Antique Stereoscopic Viewfinder 100x30, Ca. 1910

Antique stereoscopic viewfinder for unconventional format plates (100x30 mm). Collector's item.



Fine antique stereo viewer made in France in the early 20th century. The most attractive feature of this item is its rare quality: it is designed to watch 100x30mm plates, when the most usual plate format is 107x45mm or more. It is an uncommon and curious article that comes with a set of 100x30mm plates; both the viewer and the plates can be stored in a lovely solid wooden case, original from the period. The viewer is well preserved and keeps the original lenses and bakelite eyepieces, making it possible to view the plates neatly and clearly, enjoying the singular depth effect (3D) created by stereoscopy. The viewer is made of light-colored solid wood, really well preserved. In its front side, just over the eyepieces we can see an engraved inscription mentioning the name of the company which manufactured the device: UNIS FRANCE. The glass plate set that comes with the viewer is mostly composed of family images and landscapes taken in Switzerland and France. Though, among them there are also some curious photographs from remote places such as Africa and China. All the plates remain in great condition. The mahogany wooden case where the set can be stored is gorgeous; it bears fine dovetail joints at the corners and preserves the original brass handle, hinges and lock.

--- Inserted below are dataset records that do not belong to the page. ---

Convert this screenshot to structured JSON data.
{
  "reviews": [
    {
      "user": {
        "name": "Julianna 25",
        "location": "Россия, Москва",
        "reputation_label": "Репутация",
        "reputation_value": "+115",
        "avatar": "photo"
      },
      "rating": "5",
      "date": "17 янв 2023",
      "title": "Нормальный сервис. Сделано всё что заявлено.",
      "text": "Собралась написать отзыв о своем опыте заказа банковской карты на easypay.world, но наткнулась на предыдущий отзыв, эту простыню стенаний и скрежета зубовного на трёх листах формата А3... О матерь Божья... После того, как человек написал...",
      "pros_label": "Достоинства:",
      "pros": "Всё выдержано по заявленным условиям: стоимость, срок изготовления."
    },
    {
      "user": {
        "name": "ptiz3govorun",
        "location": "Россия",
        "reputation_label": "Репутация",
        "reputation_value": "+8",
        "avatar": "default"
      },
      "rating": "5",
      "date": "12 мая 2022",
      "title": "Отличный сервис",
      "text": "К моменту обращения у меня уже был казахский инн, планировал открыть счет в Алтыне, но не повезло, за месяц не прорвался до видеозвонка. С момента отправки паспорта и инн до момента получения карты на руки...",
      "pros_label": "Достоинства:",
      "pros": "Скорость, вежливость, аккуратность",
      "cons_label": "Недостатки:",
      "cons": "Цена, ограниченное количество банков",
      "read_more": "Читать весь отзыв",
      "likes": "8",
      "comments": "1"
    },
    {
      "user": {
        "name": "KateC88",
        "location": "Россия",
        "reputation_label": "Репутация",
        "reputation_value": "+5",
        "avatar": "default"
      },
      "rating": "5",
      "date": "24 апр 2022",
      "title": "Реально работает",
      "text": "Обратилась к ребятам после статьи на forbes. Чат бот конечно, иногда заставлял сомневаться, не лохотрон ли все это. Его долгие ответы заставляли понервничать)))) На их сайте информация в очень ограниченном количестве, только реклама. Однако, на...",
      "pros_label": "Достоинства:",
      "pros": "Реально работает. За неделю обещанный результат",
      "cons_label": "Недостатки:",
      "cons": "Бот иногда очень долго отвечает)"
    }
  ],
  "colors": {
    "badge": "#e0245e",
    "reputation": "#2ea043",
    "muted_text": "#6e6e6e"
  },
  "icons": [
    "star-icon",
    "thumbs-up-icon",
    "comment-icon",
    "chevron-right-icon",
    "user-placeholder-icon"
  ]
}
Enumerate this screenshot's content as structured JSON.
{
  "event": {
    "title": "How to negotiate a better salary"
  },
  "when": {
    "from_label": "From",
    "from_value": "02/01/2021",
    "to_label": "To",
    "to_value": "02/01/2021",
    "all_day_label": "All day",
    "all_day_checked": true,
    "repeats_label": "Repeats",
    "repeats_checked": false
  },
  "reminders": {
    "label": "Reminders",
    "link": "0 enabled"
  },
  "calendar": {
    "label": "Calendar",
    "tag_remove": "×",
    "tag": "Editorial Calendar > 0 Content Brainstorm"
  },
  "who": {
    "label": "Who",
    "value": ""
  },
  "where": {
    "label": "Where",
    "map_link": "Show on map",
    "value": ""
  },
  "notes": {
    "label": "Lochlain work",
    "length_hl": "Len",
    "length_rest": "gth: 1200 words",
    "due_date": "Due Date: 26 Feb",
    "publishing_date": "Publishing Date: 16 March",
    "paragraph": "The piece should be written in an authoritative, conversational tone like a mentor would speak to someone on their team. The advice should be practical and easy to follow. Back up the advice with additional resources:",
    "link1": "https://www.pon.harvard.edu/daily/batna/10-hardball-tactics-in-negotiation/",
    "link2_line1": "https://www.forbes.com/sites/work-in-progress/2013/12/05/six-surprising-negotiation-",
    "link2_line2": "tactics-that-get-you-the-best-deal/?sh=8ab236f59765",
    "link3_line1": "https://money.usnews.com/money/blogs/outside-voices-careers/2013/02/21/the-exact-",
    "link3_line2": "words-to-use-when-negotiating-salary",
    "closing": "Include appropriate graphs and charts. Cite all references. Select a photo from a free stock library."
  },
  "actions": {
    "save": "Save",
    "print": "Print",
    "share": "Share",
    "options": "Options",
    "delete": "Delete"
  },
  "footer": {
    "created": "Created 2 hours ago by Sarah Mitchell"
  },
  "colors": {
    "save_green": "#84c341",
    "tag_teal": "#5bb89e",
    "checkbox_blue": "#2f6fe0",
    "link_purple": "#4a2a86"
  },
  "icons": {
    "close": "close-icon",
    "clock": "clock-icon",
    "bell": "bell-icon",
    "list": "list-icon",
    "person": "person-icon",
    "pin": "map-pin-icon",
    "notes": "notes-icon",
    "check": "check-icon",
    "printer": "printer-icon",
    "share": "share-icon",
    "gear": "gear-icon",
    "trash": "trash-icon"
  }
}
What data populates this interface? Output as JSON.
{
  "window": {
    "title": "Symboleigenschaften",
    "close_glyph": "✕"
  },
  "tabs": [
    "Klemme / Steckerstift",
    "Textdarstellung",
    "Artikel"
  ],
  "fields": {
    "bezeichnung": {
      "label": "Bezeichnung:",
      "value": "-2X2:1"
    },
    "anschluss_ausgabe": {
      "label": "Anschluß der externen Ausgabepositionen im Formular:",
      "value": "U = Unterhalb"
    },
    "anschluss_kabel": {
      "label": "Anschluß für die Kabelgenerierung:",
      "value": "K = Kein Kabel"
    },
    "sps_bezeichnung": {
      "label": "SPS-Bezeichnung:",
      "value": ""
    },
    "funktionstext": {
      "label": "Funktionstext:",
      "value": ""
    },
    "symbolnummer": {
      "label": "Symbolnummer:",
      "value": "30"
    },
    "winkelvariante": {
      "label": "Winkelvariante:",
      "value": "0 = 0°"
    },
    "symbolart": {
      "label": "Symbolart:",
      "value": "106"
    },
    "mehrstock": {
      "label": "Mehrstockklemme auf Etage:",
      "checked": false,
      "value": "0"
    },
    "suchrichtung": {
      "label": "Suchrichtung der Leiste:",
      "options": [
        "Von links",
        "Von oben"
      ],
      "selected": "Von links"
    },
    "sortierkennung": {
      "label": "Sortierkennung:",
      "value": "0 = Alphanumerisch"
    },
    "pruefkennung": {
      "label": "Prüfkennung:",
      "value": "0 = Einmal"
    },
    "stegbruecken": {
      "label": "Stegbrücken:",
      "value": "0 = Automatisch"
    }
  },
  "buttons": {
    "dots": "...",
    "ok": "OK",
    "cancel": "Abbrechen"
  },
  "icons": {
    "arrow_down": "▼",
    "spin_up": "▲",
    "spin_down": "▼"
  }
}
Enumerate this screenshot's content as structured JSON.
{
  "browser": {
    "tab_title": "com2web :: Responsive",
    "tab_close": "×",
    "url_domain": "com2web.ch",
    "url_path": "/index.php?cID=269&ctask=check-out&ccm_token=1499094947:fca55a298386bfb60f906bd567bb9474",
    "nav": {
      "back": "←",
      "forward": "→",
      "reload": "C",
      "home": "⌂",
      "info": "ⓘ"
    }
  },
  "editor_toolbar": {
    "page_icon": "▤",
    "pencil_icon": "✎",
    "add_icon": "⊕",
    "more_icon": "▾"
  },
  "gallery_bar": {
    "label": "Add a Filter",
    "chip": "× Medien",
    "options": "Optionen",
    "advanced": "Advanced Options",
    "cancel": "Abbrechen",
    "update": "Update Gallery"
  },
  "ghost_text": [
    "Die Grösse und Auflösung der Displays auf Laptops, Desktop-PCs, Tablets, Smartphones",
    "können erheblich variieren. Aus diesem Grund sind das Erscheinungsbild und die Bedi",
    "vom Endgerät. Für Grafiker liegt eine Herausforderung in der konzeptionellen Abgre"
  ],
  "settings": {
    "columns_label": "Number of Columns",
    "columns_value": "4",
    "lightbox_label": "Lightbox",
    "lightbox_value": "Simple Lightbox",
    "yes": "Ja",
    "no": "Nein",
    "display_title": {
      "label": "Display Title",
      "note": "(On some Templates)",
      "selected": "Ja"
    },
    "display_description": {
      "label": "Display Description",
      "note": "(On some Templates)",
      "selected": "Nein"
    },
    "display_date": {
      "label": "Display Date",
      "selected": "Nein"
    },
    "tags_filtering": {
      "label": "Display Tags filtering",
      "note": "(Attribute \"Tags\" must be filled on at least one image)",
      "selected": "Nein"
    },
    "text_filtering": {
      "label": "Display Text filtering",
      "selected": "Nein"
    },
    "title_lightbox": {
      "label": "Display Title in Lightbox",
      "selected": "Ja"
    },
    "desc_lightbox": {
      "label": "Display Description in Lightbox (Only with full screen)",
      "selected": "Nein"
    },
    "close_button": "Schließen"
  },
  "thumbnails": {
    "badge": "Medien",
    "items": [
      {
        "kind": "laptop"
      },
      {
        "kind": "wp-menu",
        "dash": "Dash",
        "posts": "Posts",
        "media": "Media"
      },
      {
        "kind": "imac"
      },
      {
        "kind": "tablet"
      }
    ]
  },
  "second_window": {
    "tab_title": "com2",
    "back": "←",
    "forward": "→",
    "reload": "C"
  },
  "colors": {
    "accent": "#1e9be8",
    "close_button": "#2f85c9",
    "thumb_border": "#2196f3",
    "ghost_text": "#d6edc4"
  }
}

The charm and rare quality of this antique stereo viewer and plate set turn it into a collectors piece, worthy of the best museum. Plate Format: 100x30 mm.History of Stereoscopy Stereoscopy is known since centuries ago, but it was only in the early 19th century when Sir Charles Wheatstone manufactured the first viewer. Nevertheless, in the 16th century some devices were made that let people watch images with a certain depth. In 1834 James Elliot had the idea of constructing an apparatus that was to allow the viewing of two dissimilar pictures simultaneously that were to create the impression of an elevated object. Nevertheless, he did not implement this construction until three years after the production of the first stereoscope, created by Wheatstone in 1838. During the 19th century many stereoscopic viewers (also called stereoscopes) were manufactured, and during the first half of the 20th century they became very popular instruments. In fact, they were commonly used until the 1970s.